The court ruled that the workers’ claim failed to specify harmful effects resulting from the collusion.

“Based on this authority, it appears there is some precedent for providing relief in the form of union dues, if such dues were used for purposes outside of the collective bargaining process or labor disputes,” the judge wrote. “However… [the] complaint stops short of making this allegation.”

The workers argue that discovery “will likely” reveal more information. However, a party cannot use the discovery process to acquire “the very facts needed to file a suit,” the court ruling said.

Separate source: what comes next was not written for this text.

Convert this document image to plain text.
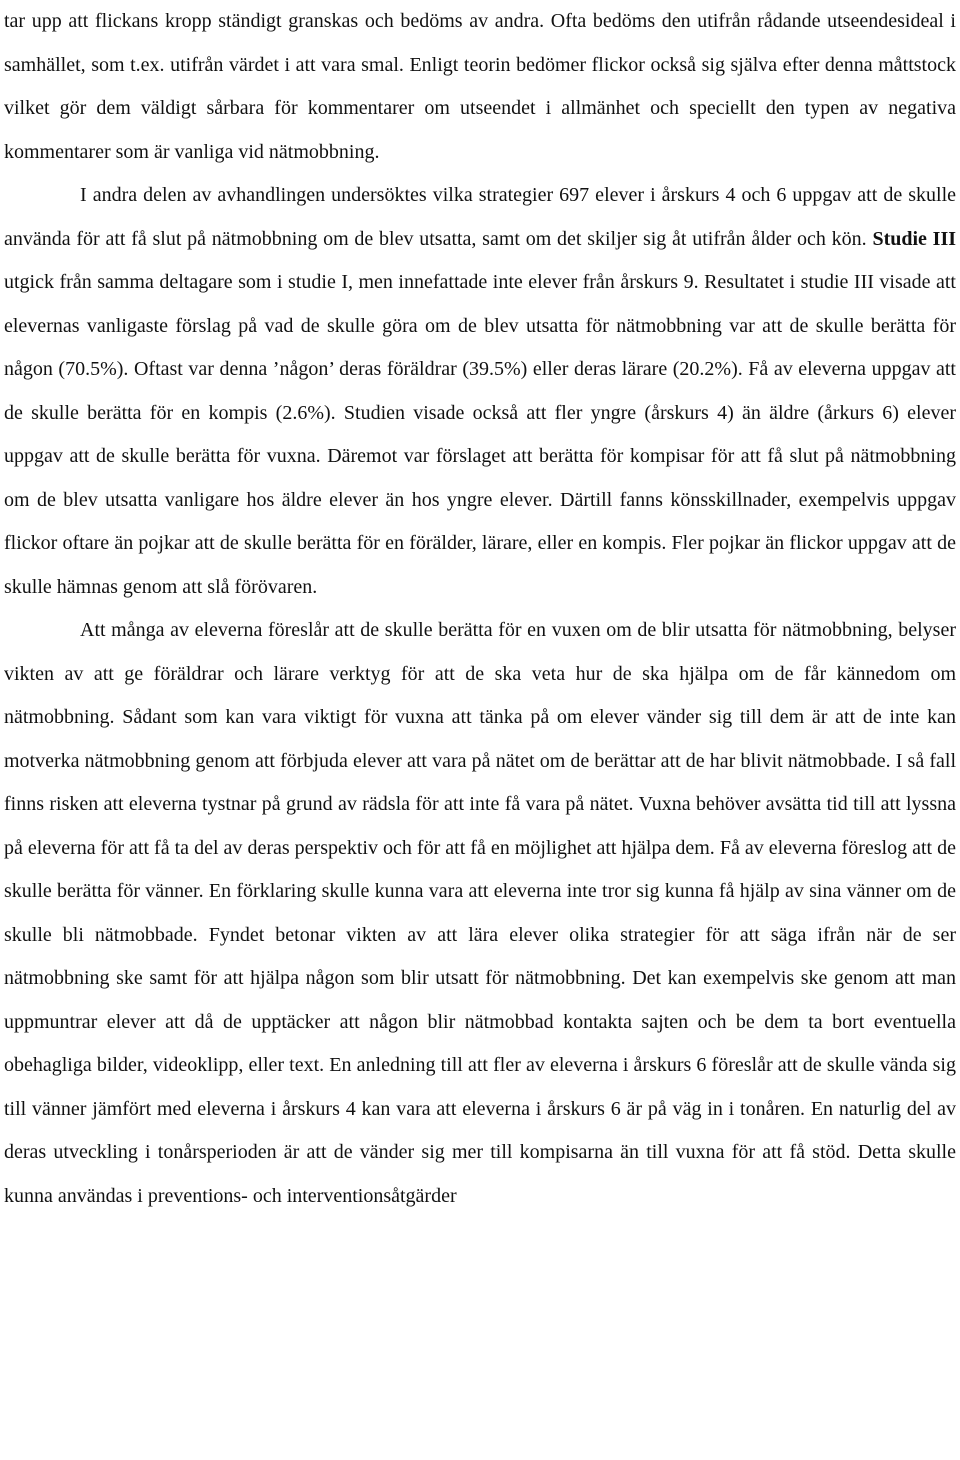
tar upp att flickans kropp ständigt granskas och bedöms av andra. Ofta bedöms den utifrån rådande utseendesideal i samhället, som t.ex. utifrån värdet i att vara smal. Enligt teorin bedömer flickor också sig själva efter denna måttstock vilket gör dem väldigt sårbara för kommentarer om utseendet i allmänhet och speciellt den typen av negativa kommentarer som är vanliga vid nätmobbning.

I andra delen av avhandlingen undersöktes vilka strategier 697 elever i årskurs 4 och 6 uppgav att de skulle använda för att få slut på nätmobbning om de blev utsatta, samt om det skiljer sig åt utifrån ålder och kön. Studie III utgick från samma deltagare som i studie I, men innefattade inte elever från årskurs 9. Resultatet i studie III visade att elevernas vanligaste förslag på vad de skulle göra om de blev utsatta för nätmobbning var att de skulle berätta för någon (70.5%). Oftast var denna ’någon’ deras föräldrar (39.5%) eller deras lärare (20.2%). Få av eleverna uppgav att de skulle berätta för en kompis (2.6%). Studien visade också att fler yngre (årskurs 4) än äldre (årkurs 6) elever uppgav att de skulle berätta för vuxna. Däremot var förslaget att berätta för kompisar för att få slut på nätmobbning om de blev utsatta vanligare hos äldre elever än hos yngre elever. Därtill fanns könsskillnader, exempelvis uppgav flickor oftare än pojkar att de skulle berätta för en förälder, lärare, eller en kompis. Fler pojkar än flickor uppgav att de skulle hämnas genom att slå förövaren.

Att många av eleverna föreslår att de skulle berätta för en vuxen om de blir utsatta för nätmobbning, belyser vikten av att ge föräldrar och lärare verktyg för att de ska veta hur de ska hjälpa om de får kännedom om nätmobbning. Sådant som kan vara viktigt för vuxna att tänka på om elever vänder sig till dem är att de inte kan motverka nätmobbning genom att förbjuda elever att vara på nätet om de berättar att de har blivit nätmobbade. I så fall finns risken att eleverna tystnar på grund av rädsla för att inte få vara på nätet. Vuxna behöver avsätta tid till att lyssna på eleverna för att få ta del av deras perspektiv och för att få en möjlighet att hjälpa dem. Få av eleverna föreslog att de skulle berätta för vänner. En förklaring skulle kunna vara att eleverna inte tror sig kunna få hjälp av sina vänner om de skulle bli nätmobbade. Fyndet betonar vikten av att lära elever olika strategier för att säga ifrån när de ser nätmobbning ske samt för att hjälpa någon som blir utsatt för nätmobbning. Det kan exempelvis ske genom att man uppmuntrar elever att då de upptäcker att någon blir nätmobbad kontakta sajten och be dem ta bort eventuella obehagliga bilder, videoklipp, eller text. En anledning till att fler av eleverna i årskurs 6 föreslår att de skulle vända sig till vänner jämfört med eleverna i årskurs 4 kan vara att eleverna i årskurs 6 är på väg in i tonåren. En naturlig del av deras utveckling i tonårsperioden är att de vänder sig mer till kompisarna än till vuxna för att få stöd. Detta skulle kunna användas i preventions- och interventionsåtgärder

In the latest turn of the UAW-FCA scandal, ex-FCA labor relations chief Alphons Iacobelli was sentenced last week to 66 months in federal prison for tax evasion for his part in the scheme to gain advantages in contract agreements.

“There are many layers of checks and balances in our contract negotiations and ratification, including membership voting,” the union said in a statement after the sentencing, “and we are confident the terms of our UAW contracts were not impacted by Iacobelli’ s fraudulent conduct at the NTC.”

The Detroit Bureau website reported on the suit’s dismissal on Thursday.